Overwiew:

With FireWall-1 Version 4.0 Checkpoint introduced support for the
Lightweight Directory Access Protocol (LDAP) for user authentication.
It looks like there's a bug in Checkpoint's ldap code which under
certain circumstances can lead to unauthorized access to protected
systems behind the firewall.


Technical background:

A user can authenticate himself at the firewall providing a valid
username and password. The firewall acts as a ldap client, validating
the credentials by a directory server using the ldap protocol. After
successful authentication access will be granted to systems protected
by the firewall.

In contrast to authentication using the Radius or SecurID protocol,
after successful authentication the directory server can supply the
firewall with additional ldap attributes for the user like the time
and day of a week a user is allowed to login, the source addresses
a user can run a client from, or the system behind the firewall a user
is allowed to access. This can be done individual for each user.

In general I think that's a great idea but it seems Checkpoint made
something wrong interpreting the ldap attribute 'fw1allowed-dst' which
is supposed to control in detail which protected network object a user
can access.

It seems this attribute is ignored by the firewall software, granting
access to all protected network objects instead.


Example:

                     ------ Server 'Foo'
                     |
Internet --- FW-1 ---|
                     |
                     ------ Server 'Bar'


Supposed there's a user 'Sid' with access only to Server 'Foo', and
a second user 'Nancy' with access restricted to Server 'Bar', both
controlled by the ldap protocol, using the ldap attribute
'fw1allowed-dst'. The bug will cause that both, Sid and Nancy, will
have access to Foo and to Bar.


Conclusion:

I don't consider it as major bug, but it's serious enough that one can't
rely on access control enforced through ldap.
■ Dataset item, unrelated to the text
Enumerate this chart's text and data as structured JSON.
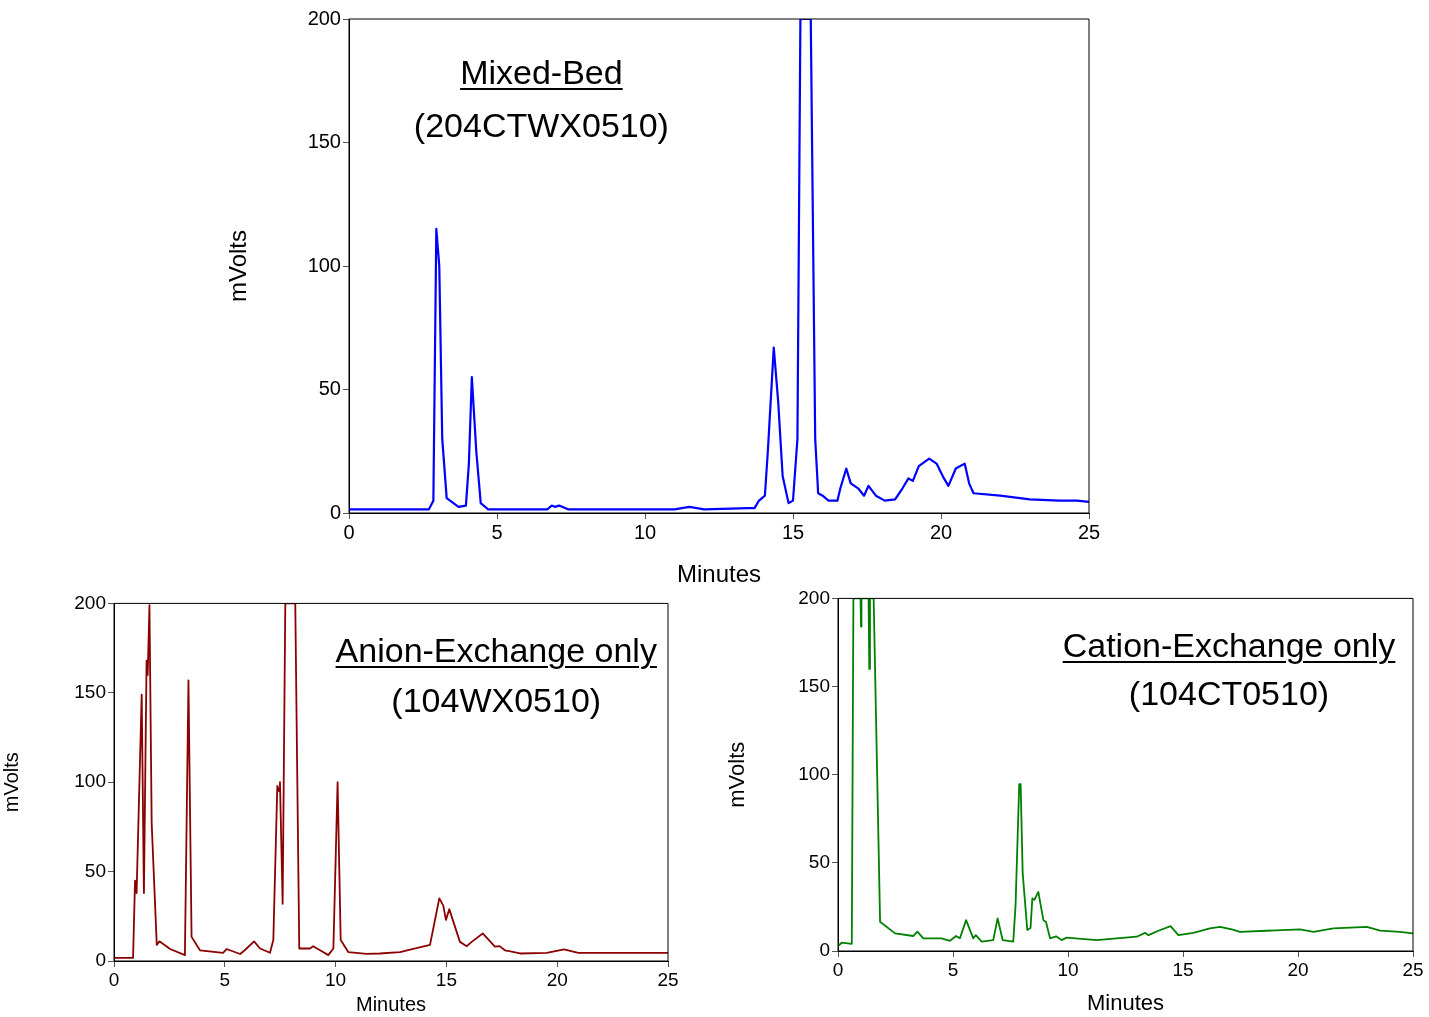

I've reported this problem
through Checkpoint's support channels two weeks ago, but so far there's
no response at all.

Attached is the original bug report I've sent to technical support.

Olaf
--
Olaf Selke, olaf.selke@mediaways.net, voice +49 5241 80-7069


=============================== snip ===============================

firewall: Solaris 2.6, V4.0 SP4 [VPN + DES + STRONG]
management machine: Solaris 2.6, V4.0 SP4 [VPN + DES + STRONG]
Directory Server: Solaris 7, Netscape-Directory/4.0 B98.349.0339


Today we found that FW-1 seems to ignore the ldap attribute
'fw1allowed-dst' completely, granting access to 'any' instead.
If that's really the case, it could lead to a breach of security.

We successfully coupled a FW-1 V4.0 SP4 with a Netscape Directory
Server according CP's documentation. Surprisingly this went very
smoothly ;-) In a second step we checked if the FW software really
cares about the ldap attributes controlling access in detail, using a
client authentication rule for this purpose.
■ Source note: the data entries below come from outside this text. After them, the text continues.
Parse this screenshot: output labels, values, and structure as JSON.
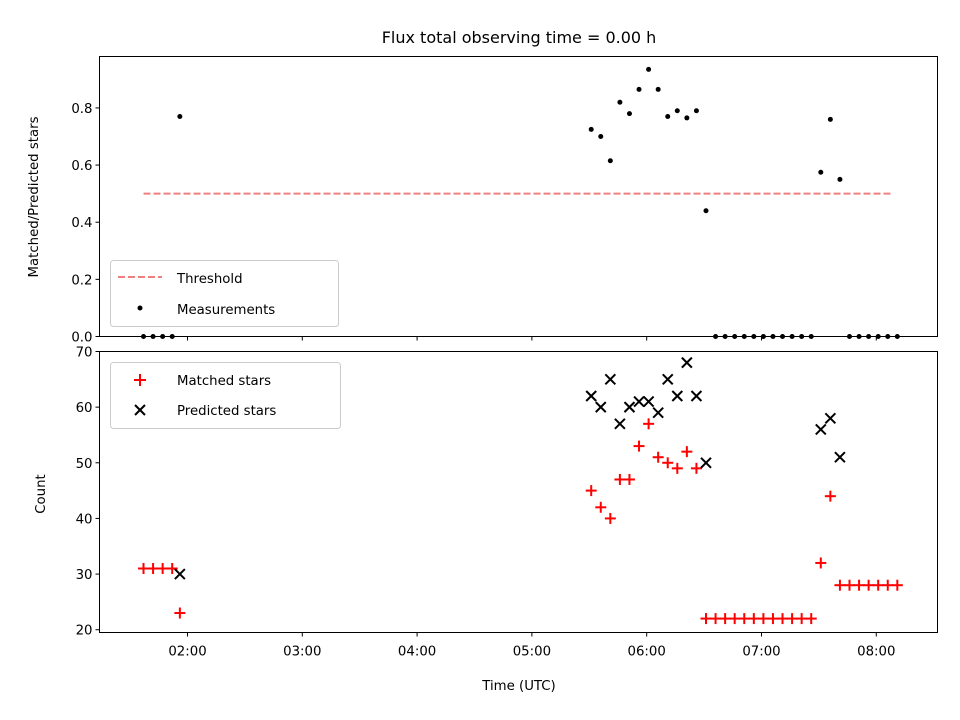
{
  "chart_data": [
    {
      "type": "scatter",
      "title": "Flux total observing time = 0.00 h",
      "xlabel": "",
      "ylabel": "Matched/Predicted stars",
      "ylim": [
        0,
        0.98
      ],
      "yticks": [
        "0.0",
        "0.2",
        "0.4",
        "0.6",
        "0.8"
      ],
      "ytick_values": [
        0,
        0.2,
        0.4,
        0.6,
        0.8
      ],
      "legend_position": "lower-left",
      "threshold": {
        "name": "Threshold",
        "value": 0.5,
        "x_range": [
          "01:37",
          "08:08"
        ],
        "color": "#f08080"
      },
      "series": [
        {
          "name": "Measurements",
          "marker": "dot",
          "color": "#000000",
          "points": [
            [
              "01:37",
              0.0
            ],
            [
              "01:42",
              0.0
            ],
            [
              "01:47",
              0.0
            ],
            [
              "01:52",
              0.0
            ],
            [
              "01:56",
              0.77
            ],
            [
              "05:31",
              0.725
            ],
            [
              "05:36",
              0.7
            ],
            [
              "05:41",
              0.615
            ],
            [
              "05:46",
              0.82
            ],
            [
              "05:51",
              0.78
            ],
            [
              "05:56",
              0.865
            ],
            [
              "06:01",
              0.935
            ],
            [
              "06:06",
              0.865
            ],
            [
              "06:11",
              0.77
            ],
            [
              "06:16",
              0.79
            ],
            [
              "06:21",
              0.765
            ],
            [
              "06:26",
              0.79
            ],
            [
              "06:31",
              0.44
            ],
            [
              "06:36",
              0.0
            ],
            [
              "06:41",
              0.0
            ],
            [
              "06:46",
              0.0
            ],
            [
              "06:51",
              0.0
            ],
            [
              "06:56",
              0.0
            ],
            [
              "07:01",
              0.0
            ],
            [
              "07:06",
              0.0
            ],
            [
              "07:11",
              0.0
            ],
            [
              "07:16",
              0.0
            ],
            [
              "07:21",
              0.0
            ],
            [
              "07:26",
              0.0
            ],
            [
              "07:31",
              0.575
            ],
            [
              "07:36",
              0.76
            ],
            [
              "07:41",
              0.55
            ],
            [
              "07:46",
              0.0
            ],
            [
              "07:51",
              0.0
            ],
            [
              "07:56",
              0.0
            ],
            [
              "08:01",
              0.0
            ],
            [
              "08:06",
              0.0
            ],
            [
              "08:11",
              0.0
            ]
          ]
        }
      ]
    },
    {
      "type": "scatter",
      "title": "",
      "xlabel": "Time (UTC)",
      "ylabel": "Count",
      "ylim": [
        19.5,
        70
      ],
      "yticks": [
        "20",
        "30",
        "40",
        "50",
        "60",
        "70"
      ],
      "ytick_values": [
        20,
        30,
        40,
        50,
        60,
        70
      ],
      "xlim": [
        "01:14",
        "08:32"
      ],
      "xticks": [
        "02:00",
        "03:00",
        "04:00",
        "05:00",
        "06:00",
        "07:00",
        "08:00"
      ],
      "legend_position": "upper-left",
      "series": [
        {
          "name": "Matched stars",
          "marker": "plus",
          "color": "#ff0000",
          "points": [
            [
              "01:37",
              31
            ],
            [
              "01:42",
              31
            ],
            [
              "01:47",
              31
            ],
            [
              "01:52",
              31
            ],
            [
              "01:56",
              23
            ],
            [
              "05:31",
              45
            ],
            [
              "05:36",
              42
            ],
            [
              "05:41",
              40
            ],
            [
              "05:46",
              47
            ],
            [
              "05:51",
              47
            ],
            [
              "05:56",
              53
            ],
            [
              "06:01",
              57
            ],
            [
              "06:06",
              51
            ],
            [
              "06:11",
              50
            ],
            [
              "06:16",
              49
            ],
            [
              "06:21",
              52
            ],
            [
              "06:26",
              49
            ],
            [
              "06:31",
              22
            ],
            [
              "06:36",
              22
            ],
            [
              "06:41",
              22
            ],
            [
              "06:46",
              22
            ],
            [
              "06:51",
              22
            ],
            [
              "06:56",
              22
            ],
            [
              "07:01",
              22
            ],
            [
              "07:06",
              22
            ],
            [
              "07:11",
              22
            ],
            [
              "07:16",
              22
            ],
            [
              "07:21",
              22
            ],
            [
              "07:26",
              22
            ],
            [
              "07:31",
              32
            ],
            [
              "07:36",
              44
            ],
            [
              "07:41",
              28
            ],
            [
              "07:46",
              28
            ],
            [
              "07:51",
              28
            ],
            [
              "07:56",
              28
            ],
            [
              "08:01",
              28
            ],
            [
              "08:06",
              28
            ],
            [
              "08:11",
              28
            ]
          ]
        },
        {
          "name": "Predicted stars",
          "marker": "x",
          "color": "#000000",
          "points": [
            [
              "01:56",
              30
            ],
            [
              "05:31",
              62
            ],
            [
              "05:36",
              60
            ],
            [
              "05:41",
              65
            ],
            [
              "05:46",
              57
            ],
            [
              "05:51",
              60
            ],
            [
              "05:56",
              61
            ],
            [
              "06:01",
              61
            ],
            [
              "06:06",
              59
            ],
            [
              "06:11",
              65
            ],
            [
              "06:16",
              62
            ],
            [
              "06:21",
              68
            ],
            [
              "06:26",
              62
            ],
            [
              "06:31",
              50
            ],
            [
              "07:31",
              56
            ],
            [
              "07:36",
              58
            ],
            [
              "07:41",
              51
            ]
          ]
        }
      ]
    }
  ]
}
It looks like the attributes 'fw1hour-range-from', 'fw1hour-range-to',
and 'fw1allowed-src' are interpreted as expected by the firewall, so
I think we didn't made some mistake in general.

However, from our point of view, in any case the ldap attribute
'fw1allowed-dst' is ignored and silently substituted by 'any'.
This means a user with restricted access through ldap attributes
has full access after successful authentication.